You want Elasticsearch when you’re doing a lot of text search, where traditional RDBMS databases are not performing really well (poor configuration, acts as a black-box, poor performance). Elasticsearch is highly customizable, extendable through plugins.
One common answer is, elasticsearch is a distributed search and analytics engine built on Apache Lucene. Since its release in 2010, Elasticsearch has quickly become the most popular search engine and is commonly used for log analytics, full-text search, security intelligence, business analytics, and operational intelligence use cases.
What is Elasticsearch and why should you care?

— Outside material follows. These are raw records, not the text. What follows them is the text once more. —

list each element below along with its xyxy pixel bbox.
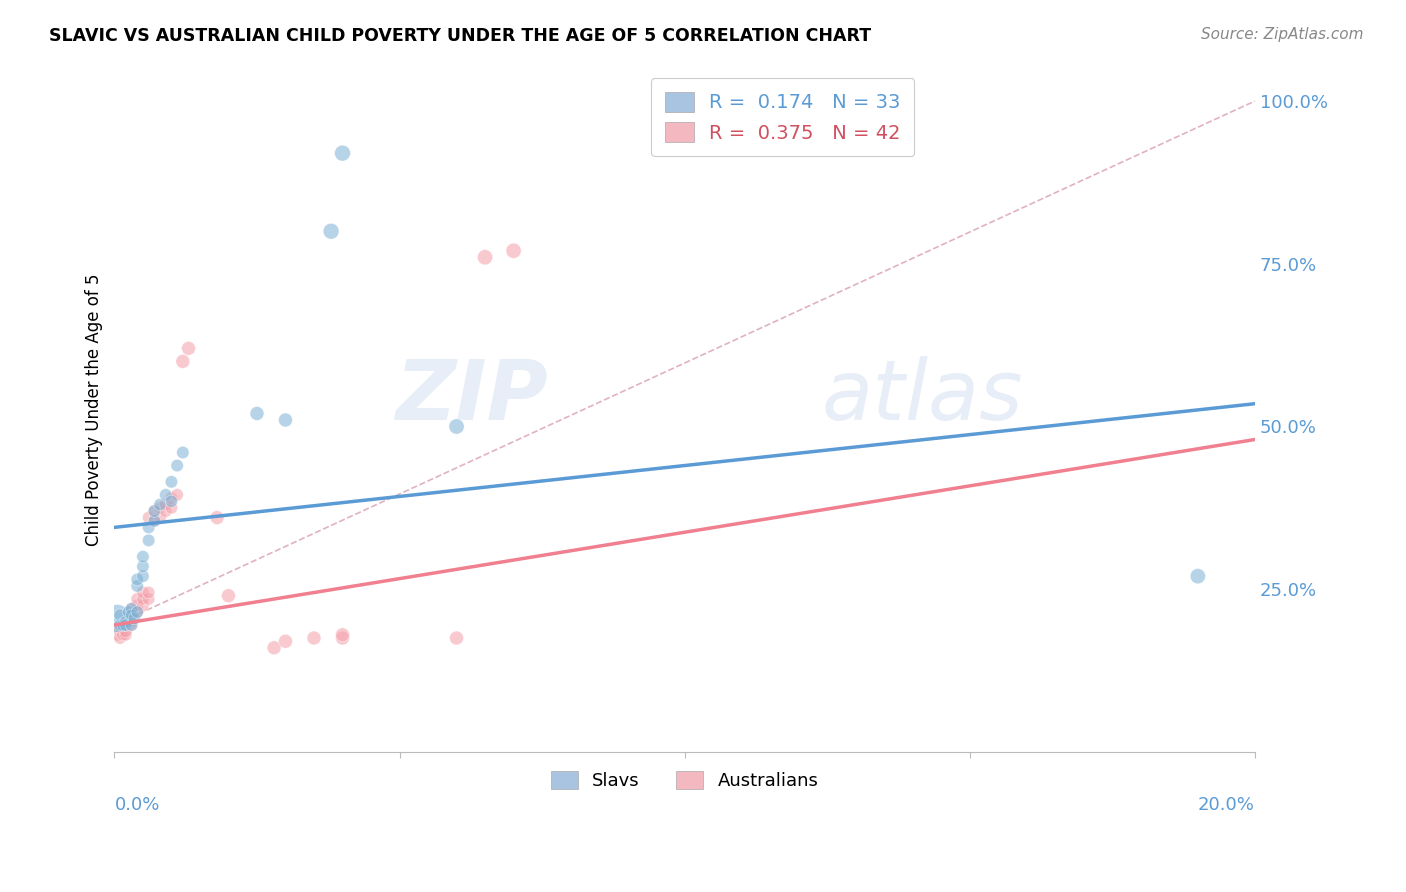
Point <box>502 244 524 258</box>
Point <box>166 458 188 473</box>
Point <box>143 514 166 528</box>
Point <box>108 631 131 645</box>
Point <box>474 250 496 264</box>
Point <box>205 510 228 524</box>
Point <box>114 628 136 642</box>
Point <box>111 628 134 642</box>
Point <box>127 579 149 593</box>
Point <box>172 354 194 368</box>
Point <box>149 498 172 512</box>
Text: SLAVIC VS AUSTRALIAN CHILD POVERTY UNDER THE AGE OF 5 CORRELATION CHART: SLAVIC VS AUSTRALIAN CHILD POVERTY UNDER… <box>49 27 872 45</box>
Point <box>127 599 149 613</box>
Point <box>332 631 354 645</box>
Text: 0.0%: 0.0% <box>114 797 160 814</box>
Text: 20.0%: 20.0% <box>1198 797 1256 814</box>
Point <box>132 569 155 583</box>
Point <box>155 498 177 512</box>
Point <box>166 488 188 502</box>
Point <box>138 510 160 524</box>
Point <box>319 224 342 238</box>
Point <box>127 573 149 587</box>
Point <box>332 628 354 642</box>
Point <box>114 618 136 632</box>
Point <box>143 504 166 518</box>
Point <box>121 618 143 632</box>
Point <box>143 514 166 528</box>
Point <box>105 611 128 625</box>
Point <box>114 618 136 632</box>
Point <box>124 611 146 625</box>
Point <box>263 640 285 655</box>
Point <box>127 605 149 619</box>
Text: atlas: atlas <box>821 356 1024 437</box>
Point <box>446 419 468 434</box>
Point <box>138 591 160 606</box>
Point <box>155 504 177 518</box>
Y-axis label: Child Poverty Under the Age of 5: Child Poverty Under the Age of 5 <box>86 274 103 547</box>
Point <box>246 407 269 421</box>
Point <box>143 504 166 518</box>
Point <box>177 342 200 356</box>
Point <box>114 615 136 629</box>
Point <box>274 413 297 427</box>
Point <box>160 494 183 508</box>
Point <box>217 589 239 603</box>
Point <box>160 491 183 505</box>
Point <box>111 618 134 632</box>
Text: ZIP: ZIP <box>395 356 548 437</box>
Legend: Slavs, Australians: Slavs, Australians <box>544 764 825 797</box>
Point <box>105 628 128 642</box>
Point <box>132 599 155 613</box>
Point <box>114 624 136 639</box>
Point <box>121 615 143 629</box>
Point <box>155 488 177 502</box>
Point <box>127 605 149 619</box>
Point <box>132 549 155 564</box>
Point <box>160 475 183 489</box>
Point <box>138 520 160 534</box>
Point <box>138 533 160 548</box>
Point <box>121 618 143 632</box>
Point <box>132 585 155 599</box>
Point <box>118 605 141 619</box>
Point <box>108 624 131 639</box>
Point <box>1187 569 1209 583</box>
Point <box>172 445 194 459</box>
Point <box>121 608 143 623</box>
Point <box>127 591 149 606</box>
Point <box>132 591 155 606</box>
Text: Source: ZipAtlas.com: Source: ZipAtlas.com <box>1201 27 1364 42</box>
Point <box>332 146 354 161</box>
Point <box>132 559 155 574</box>
Point <box>302 631 325 645</box>
Point <box>149 500 172 515</box>
Point <box>149 510 172 524</box>
Point <box>108 608 131 623</box>
Point <box>446 631 468 645</box>
Point <box>108 618 131 632</box>
Point <box>138 585 160 599</box>
Point <box>121 608 143 623</box>
Point <box>160 500 183 515</box>
Point <box>121 601 143 615</box>
Point <box>108 621 131 635</box>
Point <box>121 601 143 615</box>
Point <box>274 634 297 648</box>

It’s no surprise that Elasticsearch is steadily gaining ground in the site search domain sphere. Enterprise search —- Elasticsearch allows enterprise-wide search that includes document search, E-commerce product search, blog search, people search, and any form of search you can think of.
One more question we ran across in our research was “What is the best database to use for Elasticsearch?”.
Some authors claimed elasticsearch is not meant to be a primary datastore so my advice is to use a simple relational database like Postgres and use simple SQL queries / a ORM mapper. If the dataset is not really large it should be fast enough. When you have performance issues on searches you can use a combination of relation db and Elasticsearch.
What is your primary use case for Elasticsearch?
Elasticsearch is used for a lot of different use cases: “classical” full text search, analytics store, auto completer, spell checker, alerting engine, and as a general purpose document store.
Is Elasticsearch a datastore?
, unlike no SQL databases, Elasticsearch is primarily designed to be a search engine, instead of a datastore. It has amazing capabilities to perform fast, almost real-time, and advanced searches. Usually, it is integrated on top of other databases, but Elasticsearch can also be used as a datastore itself.
This of course begs the inquiry “What is the best alternative to ElasticSearch for text search?”
The answer is that cloudant (JSON doc store) integrates Apache Lucene (very closely related to Elastic. Search interface) and scales it out much the same way Elastic, and search does. There are other JSON databases that implement text search.
When to use relational DB and Elasticsearch feeders?
When you have performance issues on searches you can use a combination of relation db and Elasticsearch. You can use Elasticsearch feeders to update ES with your data in you relational db. Thanks for contributing an answer to Stack Overflow!
Are relational databases better than search engines?
Relational databases are better in read-what-was-just-written performance. Search engines are better at really quick search with additional tricks like all kinds of normalization: lowercase, ä->a or ae, prefix matches, ngram matches (if indexed respectively).